Tandis que West Brom ou Fulham proposent un jeu complètement différent, avec un bloc équipe bas et l’idée de contrer leurs adversaires, Leeds joue comme s’il possédait un effectif armé pour jouer les premiers rôles du championnat le plus relevé du monde à l’heure actuelle. Les principes de Marcelo Bielsa sont connus : avoir la possession du ballon, demander à ses joueurs de jouer court, être actif dès la perte de la balle. Un jeu basé sur le mouvement que l’on a évoqué avec Pep Guardiola et qui prend ses racines ici, chez le génial argentin. Bielsa est un des modèles de l’entraîneur catalan et ce n’est pas étonnant si l’on retrouve des similitudes entre ces deux visions du football. Dans le schéma appliqué, Bielsa ne bouge pas cette saison avec un 4-2-3-1 que l’on retrouve également à Manchester City. Bamford étant un attaquant de pointe comblé à Leeds puisque le prolifique anglais en est déjà à 14 réalisations (4e meilleur buteur du championnat) tandis que l’une des rares recrues, Rodrigo, lui sert de soutien un cran plus bas.

Le romantisme au détriment du réalisme : l’argument ne tient plus 

Dans un championnat où les clubs recrutent à tour de bras, avec des moyens faramineux, Leeds et Marcelo Bielsa se sont contentés de quelques ajustements seulement avec l’arrivée de Rodrigo donc, de Raphinha en provenance de Rennes dans le couloir droit de l’attaque, et du défenseur central Diego Llorente. Sans moyens mais avec des idées, Marcelo Bielsa est en train de prouver de fort belle manière que le football est encore un sport qui se pratique avec la tête. Des idées, des convictions, et une appétence pour la progression de ses joueurs sont des valeurs intangibles chez l’entraîneur argentin, pour le plus grand bonheur du club de Leeds qui espère prolonger l’aventure avec El Loco et dont le maintien va certainement permettre d’avoir de plus grandes ambitions l’année prochaine en Premier League. Pour ses fans c’est la juste récompense de son génie, pour ses détracteurs il n’y plus grand chose à dire. Si Marcelo Bielsa ne dit pas bonjour, seul argument qui lui a parfois été opposé par les imbéciles, les amoureux du football connaissent son apport et les émotions qu’il procure.

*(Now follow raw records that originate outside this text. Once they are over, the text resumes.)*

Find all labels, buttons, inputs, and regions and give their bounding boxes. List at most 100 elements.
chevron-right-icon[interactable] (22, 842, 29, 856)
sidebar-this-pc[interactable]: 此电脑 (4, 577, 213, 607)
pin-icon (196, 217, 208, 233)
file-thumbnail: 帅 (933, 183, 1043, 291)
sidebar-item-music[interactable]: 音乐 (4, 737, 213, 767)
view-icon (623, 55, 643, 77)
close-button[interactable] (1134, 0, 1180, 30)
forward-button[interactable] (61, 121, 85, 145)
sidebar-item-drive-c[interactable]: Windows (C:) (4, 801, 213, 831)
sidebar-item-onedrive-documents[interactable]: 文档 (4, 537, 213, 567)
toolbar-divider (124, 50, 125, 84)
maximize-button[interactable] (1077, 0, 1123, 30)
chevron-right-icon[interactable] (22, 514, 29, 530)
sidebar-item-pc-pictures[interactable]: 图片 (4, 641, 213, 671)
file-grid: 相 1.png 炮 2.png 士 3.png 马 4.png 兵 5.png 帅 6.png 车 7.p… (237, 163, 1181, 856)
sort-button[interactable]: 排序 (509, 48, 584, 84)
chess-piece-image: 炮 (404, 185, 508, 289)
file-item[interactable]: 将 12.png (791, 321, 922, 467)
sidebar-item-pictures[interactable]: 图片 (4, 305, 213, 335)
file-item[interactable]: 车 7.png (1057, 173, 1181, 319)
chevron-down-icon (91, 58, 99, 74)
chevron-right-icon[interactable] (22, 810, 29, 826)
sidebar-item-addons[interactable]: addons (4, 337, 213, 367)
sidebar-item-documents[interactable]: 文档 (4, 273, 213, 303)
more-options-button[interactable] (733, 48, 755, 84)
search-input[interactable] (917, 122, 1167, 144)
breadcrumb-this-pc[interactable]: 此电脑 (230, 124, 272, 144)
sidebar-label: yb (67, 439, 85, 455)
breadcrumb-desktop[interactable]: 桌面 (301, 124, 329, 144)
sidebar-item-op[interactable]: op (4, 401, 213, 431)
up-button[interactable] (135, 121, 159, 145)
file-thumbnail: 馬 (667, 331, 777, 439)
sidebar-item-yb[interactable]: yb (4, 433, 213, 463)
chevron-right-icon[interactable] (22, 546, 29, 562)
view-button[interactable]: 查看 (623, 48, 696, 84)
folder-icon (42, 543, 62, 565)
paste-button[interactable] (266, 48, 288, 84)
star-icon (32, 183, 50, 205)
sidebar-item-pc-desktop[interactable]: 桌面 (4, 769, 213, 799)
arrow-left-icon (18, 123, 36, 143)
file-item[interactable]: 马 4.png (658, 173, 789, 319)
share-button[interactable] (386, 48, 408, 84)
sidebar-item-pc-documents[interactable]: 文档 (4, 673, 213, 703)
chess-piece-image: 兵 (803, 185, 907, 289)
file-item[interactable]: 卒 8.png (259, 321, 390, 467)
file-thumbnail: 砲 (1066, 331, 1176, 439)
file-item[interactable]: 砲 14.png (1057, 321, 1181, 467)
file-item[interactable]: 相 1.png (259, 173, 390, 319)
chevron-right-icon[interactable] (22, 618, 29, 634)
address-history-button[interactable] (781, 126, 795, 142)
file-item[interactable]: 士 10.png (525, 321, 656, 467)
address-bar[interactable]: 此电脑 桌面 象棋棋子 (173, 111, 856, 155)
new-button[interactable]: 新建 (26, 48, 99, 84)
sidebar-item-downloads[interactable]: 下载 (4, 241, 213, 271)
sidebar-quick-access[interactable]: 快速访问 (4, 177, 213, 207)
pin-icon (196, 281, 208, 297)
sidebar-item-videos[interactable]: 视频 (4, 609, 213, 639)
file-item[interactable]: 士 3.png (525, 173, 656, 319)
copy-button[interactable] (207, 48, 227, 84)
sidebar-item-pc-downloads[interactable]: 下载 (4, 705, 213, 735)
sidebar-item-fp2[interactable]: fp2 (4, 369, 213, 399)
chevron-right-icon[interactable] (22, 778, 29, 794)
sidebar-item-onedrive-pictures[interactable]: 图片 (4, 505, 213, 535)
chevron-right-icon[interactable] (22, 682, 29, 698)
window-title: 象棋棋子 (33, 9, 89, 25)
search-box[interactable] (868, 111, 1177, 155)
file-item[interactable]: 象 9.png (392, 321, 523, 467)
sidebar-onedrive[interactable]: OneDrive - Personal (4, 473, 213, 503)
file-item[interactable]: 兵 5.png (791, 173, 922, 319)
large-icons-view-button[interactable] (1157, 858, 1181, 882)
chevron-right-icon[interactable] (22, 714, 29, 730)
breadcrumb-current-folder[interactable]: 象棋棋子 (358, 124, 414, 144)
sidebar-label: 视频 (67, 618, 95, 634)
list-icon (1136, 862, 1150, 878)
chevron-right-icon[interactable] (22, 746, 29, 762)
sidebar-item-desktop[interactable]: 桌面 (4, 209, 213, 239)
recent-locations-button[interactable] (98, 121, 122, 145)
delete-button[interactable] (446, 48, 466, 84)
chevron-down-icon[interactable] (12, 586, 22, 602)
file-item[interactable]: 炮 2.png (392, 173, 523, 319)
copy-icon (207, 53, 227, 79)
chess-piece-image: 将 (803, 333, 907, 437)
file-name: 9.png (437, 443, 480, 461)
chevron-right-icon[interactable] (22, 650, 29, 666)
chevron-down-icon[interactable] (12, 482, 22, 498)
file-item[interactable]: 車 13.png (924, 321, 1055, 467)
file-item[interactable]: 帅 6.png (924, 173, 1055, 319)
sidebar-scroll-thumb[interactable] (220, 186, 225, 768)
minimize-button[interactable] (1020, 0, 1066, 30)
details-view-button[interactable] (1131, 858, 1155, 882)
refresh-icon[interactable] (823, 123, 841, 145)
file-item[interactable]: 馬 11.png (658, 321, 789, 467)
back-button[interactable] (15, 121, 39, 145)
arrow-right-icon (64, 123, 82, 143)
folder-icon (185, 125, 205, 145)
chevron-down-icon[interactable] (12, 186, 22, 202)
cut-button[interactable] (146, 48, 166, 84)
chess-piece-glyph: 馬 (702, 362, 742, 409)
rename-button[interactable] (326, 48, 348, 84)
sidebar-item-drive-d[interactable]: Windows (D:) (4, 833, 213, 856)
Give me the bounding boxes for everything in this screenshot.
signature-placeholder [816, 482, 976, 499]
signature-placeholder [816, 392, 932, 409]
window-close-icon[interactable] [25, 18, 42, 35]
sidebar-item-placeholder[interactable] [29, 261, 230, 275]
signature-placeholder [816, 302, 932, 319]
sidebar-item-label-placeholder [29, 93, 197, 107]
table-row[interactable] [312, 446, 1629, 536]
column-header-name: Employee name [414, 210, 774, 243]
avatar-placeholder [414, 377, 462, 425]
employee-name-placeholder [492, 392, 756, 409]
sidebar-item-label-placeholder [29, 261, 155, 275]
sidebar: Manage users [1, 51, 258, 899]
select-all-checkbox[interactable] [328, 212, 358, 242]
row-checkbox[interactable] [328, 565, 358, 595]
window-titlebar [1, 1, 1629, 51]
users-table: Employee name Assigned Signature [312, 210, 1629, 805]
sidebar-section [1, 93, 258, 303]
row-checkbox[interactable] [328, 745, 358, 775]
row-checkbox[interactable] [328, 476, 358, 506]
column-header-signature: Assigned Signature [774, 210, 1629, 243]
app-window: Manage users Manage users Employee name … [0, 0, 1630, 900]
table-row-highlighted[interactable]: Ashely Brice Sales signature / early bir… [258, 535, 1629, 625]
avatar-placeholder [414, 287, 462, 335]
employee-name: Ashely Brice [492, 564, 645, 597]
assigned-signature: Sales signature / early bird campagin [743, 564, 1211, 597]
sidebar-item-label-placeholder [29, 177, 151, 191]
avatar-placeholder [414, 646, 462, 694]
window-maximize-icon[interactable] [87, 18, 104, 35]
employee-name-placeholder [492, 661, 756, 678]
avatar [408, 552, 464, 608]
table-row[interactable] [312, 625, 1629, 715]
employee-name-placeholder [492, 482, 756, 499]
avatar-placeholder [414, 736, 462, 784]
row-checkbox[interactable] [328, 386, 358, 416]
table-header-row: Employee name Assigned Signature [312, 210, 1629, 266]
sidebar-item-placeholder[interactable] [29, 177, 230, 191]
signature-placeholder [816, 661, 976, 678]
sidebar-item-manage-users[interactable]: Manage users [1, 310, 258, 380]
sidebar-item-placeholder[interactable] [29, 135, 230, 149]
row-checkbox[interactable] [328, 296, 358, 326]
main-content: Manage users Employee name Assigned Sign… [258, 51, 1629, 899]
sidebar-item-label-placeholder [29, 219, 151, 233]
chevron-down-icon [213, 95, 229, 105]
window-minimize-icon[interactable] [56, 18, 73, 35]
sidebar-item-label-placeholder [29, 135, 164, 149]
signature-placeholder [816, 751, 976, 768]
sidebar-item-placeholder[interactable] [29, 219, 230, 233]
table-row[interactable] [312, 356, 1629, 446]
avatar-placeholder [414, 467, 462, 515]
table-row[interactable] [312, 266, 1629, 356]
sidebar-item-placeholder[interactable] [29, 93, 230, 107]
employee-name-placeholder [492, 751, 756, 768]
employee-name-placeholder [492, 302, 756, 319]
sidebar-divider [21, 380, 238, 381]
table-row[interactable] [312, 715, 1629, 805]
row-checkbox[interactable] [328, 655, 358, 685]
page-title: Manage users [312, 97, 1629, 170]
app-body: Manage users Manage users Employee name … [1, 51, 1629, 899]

Une idée que le technicien place également au coeur de ses prérogatives, avec une volonté irrépressible de jouer pour les supporters avec un devoir de spectacle qui est particulièrement appréciable dans un milieu ou bon nombre d’entraîneurs pensent qu’il s’agit de fantaisie. En réalité Marcelo Bielsa incarne le football, un sport qu’il maitrise sur le bout des doigts et qu’il permet de faire évoluer. Nous sommes alors en droit de nous demander jusqu’où cela peut mener, avec un entraîneur qui a l’âme d’un formateur plus que d’un « manager » de stars notamment. En renforçant son équipe l’été prochain, grâce à la manne financière du maintien, l’avenir s’annonce radieux pour Leeds qui pourrait avoir des ambitions européennes en gardant cette stabilité et en y ajoutant quelques cartouches.

Un entraîneur incompris en France, dont les critiques sont désormais plus éparses, grâce à son travail fantastique en Angleterre. Un entraîneur dont le style de jeu est si rare qu’il est touchant, précieux, et qui doit perdurer avec les nouvelles générations. Un entraîneur à regarder, à étudier, pour comprendre que c’est par le jeu et les consignes que les résultats arrivent. Un entraîneur qui de toute façon n’a pas besoin de la reconnaissance globale pour continuer à faire son métier, qui inspire et donne envie de poursuivre dans cette voie. Fou de jeu, génie du football.